Kur’ân-ı Kerîm’de üç âyette hayâ kelimesinin türevleri geçmektedir. Kasas sûresinde, Hz. Şuayb’ın kızlarından birinin Hz. Mûsâ ile utanarak konuştuğu (28/25); Ahzâb sûresinde, bazı müslümanların Resûl-i Ekrem’i uygunsuz zamanlarda rahatsız ettikleri, fakat onun hayâsından dolayı bu rahatsızlığını ifade edemediği, ancak Allah’ın gerçeği bildirmekten hayâ etmeyeceği (33/53) belirtilmekte; başka bir âyette ise müşriklerin Kur’an’da arı, karınca, sinek gibi küçük yaratıkların örnek olarak gösterilmesinin fesahatle bağdaşmadığı yolundaki iddialarına karşı, “Şüphesiz Allah -gerçeği açıklamak için- sivri sineği ve onun da ötesinde bir varlığı misal getirmekten hayâ duymaz” şeklinde cevap verilmektedir (el-Bakara 2/26). İslâm âlimleri, bu âyeti ve aynı yöndeki hadisleri (bk. Wensinck, el-Muʿcem, “ḥyy” md.) delil göstererek hayâ kavramının Allah hakkında kullanılabileceğini, ancak bu durumda kelimenin beşerî duyguları ifade eden “utanma, sıkılma” gibi anlamlarda değil “kötü ve çirkin bir işi yapmayı zâtına lâyık görmeme, daima iyi olanı yapma” şeklinde anlaşılması gerektiğini belirtmişlerdir (meselâ bk. Râgıb el-İsfahânî, el-Müfredât, “ḥyy” md.; Zemahşerî, I, 263; Fahreddin er-Râzî, II, 132). A‘râf sûresinin 26. âyetinde geçen “libâsü’t-takvâ” sözü de hemen bütün müfessirlerce insanın yaratılıştan sahip olduğu, onun ruhunu bezeyip ahlâkını koruyan hayâ şeklinde yorumlanmıştır.

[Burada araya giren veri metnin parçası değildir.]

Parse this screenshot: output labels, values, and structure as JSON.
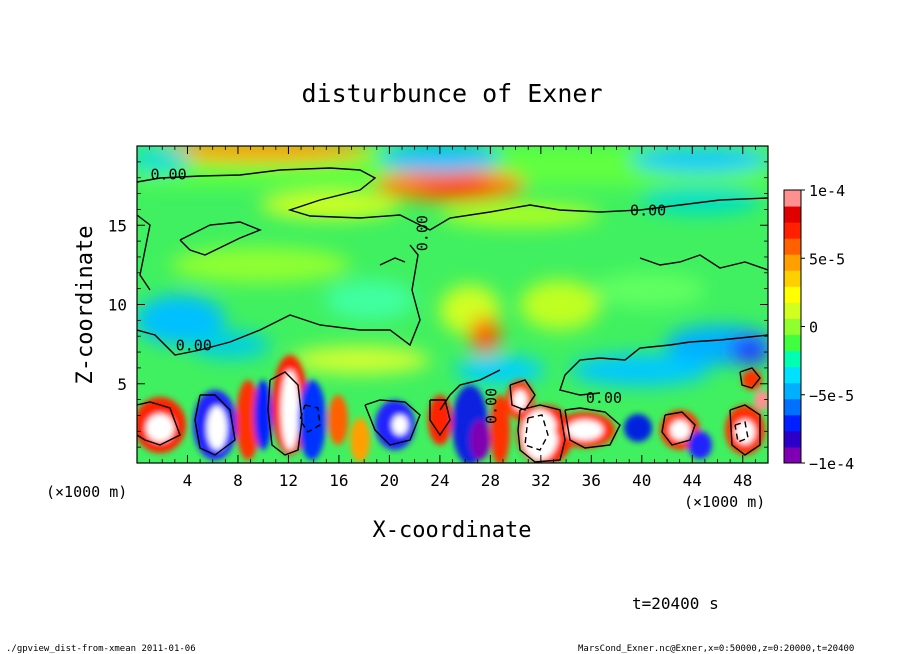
{
  "chart_data": {
    "type": "heatmap",
    "title": "disturbunce of Exner",
    "xlabel": "X-coordinate",
    "ylabel": "Z-coordinate",
    "x_unit_left": "(×1000 m)",
    "x_unit_right": "(×1000 m)",
    "xlim": [
      0,
      50
    ],
    "ylim": [
      0,
      20
    ],
    "x_ticks": [
      "4",
      "8",
      "12",
      "16",
      "20",
      "24",
      "28",
      "32",
      "36",
      "40",
      "44",
      "48"
    ],
    "x_tick_values": [
      4,
      8,
      12,
      16,
      20,
      24,
      28,
      32,
      36,
      40,
      44,
      48
    ],
    "y_ticks": [
      "5",
      "10",
      "15"
    ],
    "y_tick_values": [
      5,
      10,
      15
    ],
    "colorbar": {
      "range": [
        -0.0001,
        0.0001
      ],
      "labels": [
        "1e-4",
        "5e-5",
        "0",
        "−5e-5",
        "−1e-4"
      ],
      "label_values": [
        0.0001,
        5e-05,
        0,
        -5e-05,
        -0.0001
      ],
      "colors": [
        "#7f00b2",
        "#2c00c8",
        "#0020ff",
        "#0070ff",
        "#00b0ff",
        "#00e0ff",
        "#00ffb0",
        "#40ff40",
        "#90ff30",
        "#d0ff20",
        "#ffff00",
        "#ffd000",
        "#ffa000",
        "#ff6000",
        "#ff2000",
        "#e00000",
        "#ff9090"
      ]
    },
    "contour_labels": [
      {
        "text": "0.00",
        "x": 2.5,
        "z": 17.9
      },
      {
        "text": "0.00",
        "x": 40.5,
        "z": 15.6
      },
      {
        "text": "0.00",
        "x": 23.0,
        "z": 14.5
      },
      {
        "text": "0.00",
        "x": 4.5,
        "z": 7.1
      },
      {
        "text": "0.00",
        "x": 37.0,
        "z": 3.8
      },
      {
        "text": "0.00",
        "x": 28.5,
        "z": 3.6
      }
    ],
    "annotations": [
      "t=20400 s"
    ]
  },
  "footer": {
    "left": "./gpview_dist-from-xmean  2011-01-06",
    "right": "MarsCond_Exner.nc@Exner,x=0:50000,z=0:20000,t=20400"
  },
  "time_label": "t=20400 s"
}
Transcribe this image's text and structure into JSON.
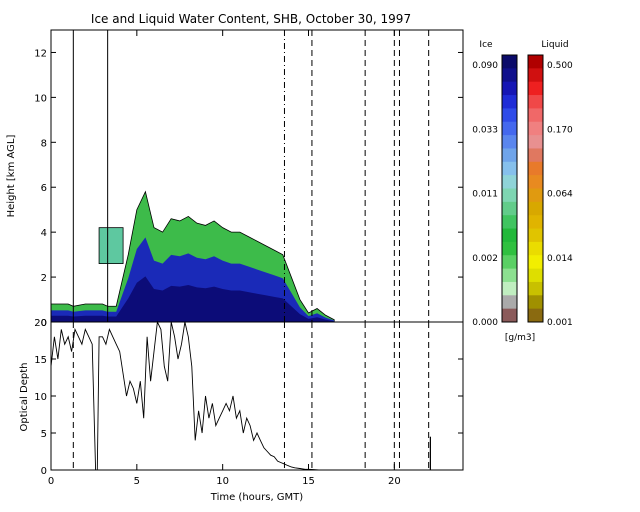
{
  "title": "Ice and Liquid Water Content, SHB, October 30, 1997",
  "colorbar": {
    "ice_label": "Ice",
    "liquid_label": "Liquid",
    "units": "[g/m3]",
    "ice_ticks": [
      "0.090",
      "0.033",
      "0.011",
      "0.002",
      "0.000"
    ],
    "liquid_ticks": [
      "0.500",
      "0.170",
      "0.064",
      "0.014",
      "0.001"
    ],
    "ice_colors": [
      "#0b0b6a",
      "#10108c",
      "#1616b4",
      "#1f2cd6",
      "#2f4be8",
      "#4468ee",
      "#5a86ee",
      "#6fa4ea",
      "#86c0ec",
      "#8fd4d8",
      "#7ed6b2",
      "#62cc8a",
      "#40c460",
      "#22b83a",
      "#30c040",
      "#5ad064",
      "#8ce090",
      "#c0eec0",
      "#aaaaaa",
      "#8b5a5a"
    ],
    "liquid_colors": [
      "#b00000",
      "#d01010",
      "#ee2020",
      "#f04848",
      "#f06868",
      "#f08080",
      "#e89090",
      "#e07860",
      "#e87a2a",
      "#e88a20",
      "#e09a10",
      "#d8a800",
      "#e0b400",
      "#e0c400",
      "#eadc00",
      "#f2ee00",
      "#dede00",
      "#c8c000",
      "#a09000",
      "#8a6a10"
    ]
  },
  "chart_data": [
    {
      "panel": "content",
      "type": "heatmap",
      "ylabel": "Height [km AGL]",
      "xlim": [
        0,
        24
      ],
      "ylim": [
        0,
        13
      ],
      "yticks": [
        "0",
        "2",
        "4",
        "6",
        "8",
        "10",
        "12"
      ],
      "solid_lines_x": [
        1.3,
        3.3
      ],
      "dash_dot_lines_x": [
        13.6
      ],
      "dashed_lines_x": [
        15.2,
        18.3,
        20.0,
        20.3,
        22.0
      ],
      "cloud_profile": {
        "time": [
          0.0,
          0.5,
          1.0,
          1.3,
          2.0,
          2.5,
          3.0,
          3.3,
          3.8,
          4.5,
          5.0,
          5.5,
          6.0,
          6.5,
          7.0,
          7.5,
          8.0,
          8.5,
          9.0,
          9.5,
          10.0,
          10.5,
          11.0,
          11.5,
          12.0,
          12.5,
          13.0,
          13.5,
          14.0,
          14.5,
          15.0,
          15.5,
          16.0,
          16.5
        ],
        "top_km": [
          0.8,
          0.8,
          0.8,
          0.7,
          0.8,
          0.8,
          0.8,
          0.7,
          0.7,
          3.0,
          5.0,
          5.8,
          4.2,
          4.0,
          4.6,
          4.5,
          4.7,
          4.4,
          4.3,
          4.5,
          4.2,
          4.0,
          4.0,
          3.8,
          3.6,
          3.4,
          3.2,
          3.0,
          2.0,
          1.0,
          0.4,
          0.6,
          0.3,
          0.1
        ]
      },
      "high_cloud": {
        "time_range": [
          2.8,
          4.2
        ],
        "bottom_km": 2.6,
        "top_km": 4.2
      }
    },
    {
      "panel": "optical_depth",
      "type": "line",
      "xlabel": "Time (hours, GMT)",
      "ylabel": "Optical Depth",
      "xlim": [
        0,
        24
      ],
      "ylim": [
        0,
        20
      ],
      "xticks": [
        "0",
        "5",
        "10",
        "15",
        "20"
      ],
      "yticks": [
        "0",
        "5",
        "10",
        "15",
        "20"
      ],
      "series": [
        {
          "x": [
            0.0,
            0.2,
            0.4,
            0.6,
            0.8,
            1.0,
            1.2,
            1.4,
            1.6,
            1.8,
            2.0,
            2.2,
            2.4,
            2.6,
            2.7,
            2.8,
            3.0,
            3.2,
            3.4,
            3.6,
            3.8,
            4.0,
            4.2,
            4.4,
            4.6,
            4.8,
            5.0,
            5.2,
            5.4,
            5.6,
            5.8,
            6.0,
            6.2,
            6.4,
            6.6,
            6.8,
            7.0,
            7.2,
            7.4,
            7.6,
            7.8,
            8.0,
            8.2,
            8.4,
            8.6,
            8.8,
            9.0,
            9.2,
            9.4,
            9.6,
            9.8,
            10.0,
            10.2,
            10.4,
            10.6,
            10.8,
            11.0,
            11.2,
            11.4,
            11.6,
            11.8,
            12.0,
            12.2,
            12.4,
            12.6,
            12.8,
            13.0,
            13.2,
            13.4,
            13.6,
            13.8,
            14.0,
            14.2,
            14.5,
            14.8,
            15.0,
            15.3,
            15.6,
            16.0,
            16.5
          ],
          "y": [
            14,
            18,
            15,
            19,
            17,
            18,
            16,
            19,
            18,
            17,
            19,
            18,
            17,
            0,
            0,
            18,
            18,
            17,
            19,
            18,
            17,
            16,
            13,
            10,
            12,
            11,
            9,
            12,
            7,
            18,
            12,
            16,
            20,
            19,
            14,
            12,
            20,
            18,
            15,
            17,
            20,
            18,
            14,
            4,
            8,
            5,
            10,
            7,
            9,
            6,
            7,
            8,
            9,
            8,
            10,
            7,
            8,
            5,
            7,
            6,
            4,
            5,
            4,
            3,
            2.5,
            2,
            1.8,
            1.2,
            1.0,
            0.8,
            0.6,
            0.4,
            0.3,
            0.2,
            0.1,
            0.1,
            0.05,
            0,
            0,
            0
          ]
        }
      ],
      "spikes_x": [
        22.1
      ],
      "spike_height": 4.5,
      "dashed_lines_x": [
        1.3,
        13.6,
        15.2,
        18.3,
        20.0,
        20.3,
        22.0
      ]
    }
  ]
}
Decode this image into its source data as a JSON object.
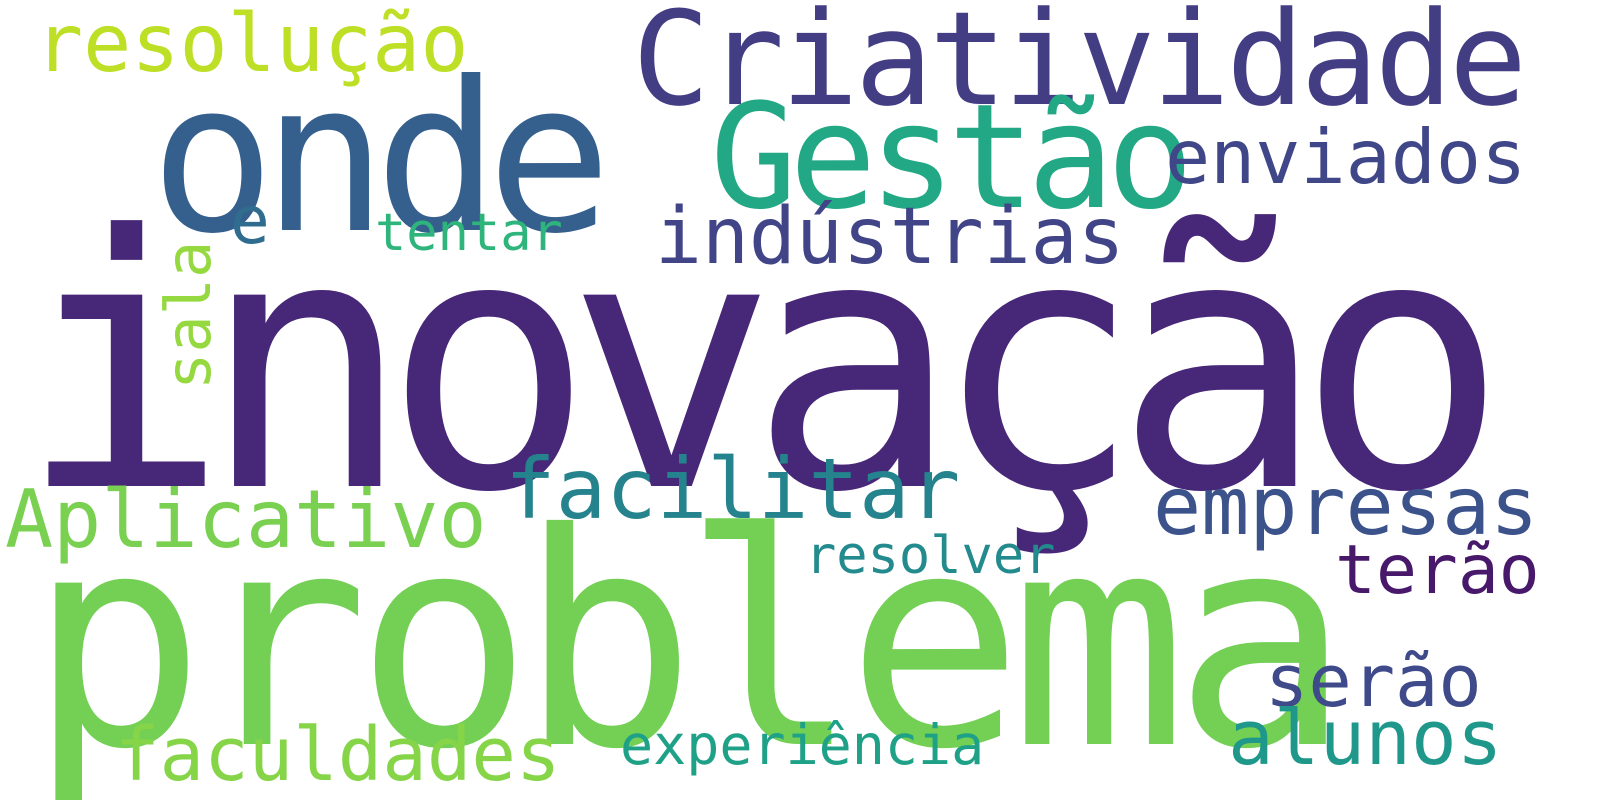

Hadislerde hayâ kelimesiyle birlikte çeşitli türevleri de geçmektedir. Buna göre, “Hayâ bütünüyle hayırdır” (Müsned, IV, 426, 427; Müslim, “Îmân”, 61); “Hayâ sadece iyilik getirir” (Buhârî, “Edeb”, 77; Müslim, “Îmân”, 60); “Dört haslet peygamberlerin sünnetindendir: Hayâ, güzel koku sürünmek, misvak kullanmak ve evlenmek” (Müsned, V, 421; Tirmizî, “Nikâḥ”, 1). Kendisinin de yüksek bir hayâ duygusu taşıdığı (Buhârî, “Tefsîr”, 33/8), evinde edebiyle oturan bir genç kızdan daha hayâlı olduğu (Buhârî, “Edeb”, 73, 77; Müslim, “Feżâʾil”, 67) bildirilen Resûl-i Ekrem, aynı fazilete sahip olmasından dolayı Hz. Osman’a özel bir değer vermiş; kendisini ziyarete gelen Ebû Bekir ve Ömer’i rahat bir vaziyette karşıladığı halde Osman geldiğinde hemen derlenip toparlanmış; bunun sebebi sorulduğunda ise, “Meleklerin bile hayâ ettiği insandan benim hayâ etmemem doğru olmaz” demiştir (Müsned, I, 71; VI, 62, 155, 288; Müslim, “Feżâʾilü’ṣ-ṣaḥâbe”, 26). Hemen bütün ilgili kaynaklarda yer alan, “Hayâ imandandır” anlamındaki hadis (Buhârî, “Îmân”, 16; “Edeb”, 77; Müslim, “Îmân”, 57-59) İslâm toplumlarında bir özdeyiş haline gelmiştir. Bilhassa, “Her dinin bir ahlâkı vardır; İslâm’ın ahlâkı da hayâdır” meâlindeki hadis (İbn Mâce, “Zühd”, 17; el-Muvaṭṭaʾ, “Ḥüsnü’l-ḫulḳ”, 9), hayânın müslümanların en belirleyici ahlâkî nitelikleri ve değer ölçüleri arasında yer almasına vesile olmuştur. “Eğer utanmıyorsan istediğini yapabilirsin” hadisi de (Buhârî, “Enbiyâʾ”, 54, “Edeb”, 78; Ebû Dâvûd, “Edeb”, 6) tarih boyunca İslâm toplumlarının ahlâk zihniyeti ve terbiyesinin karakterini belirleyen bir etki doğurmuştur.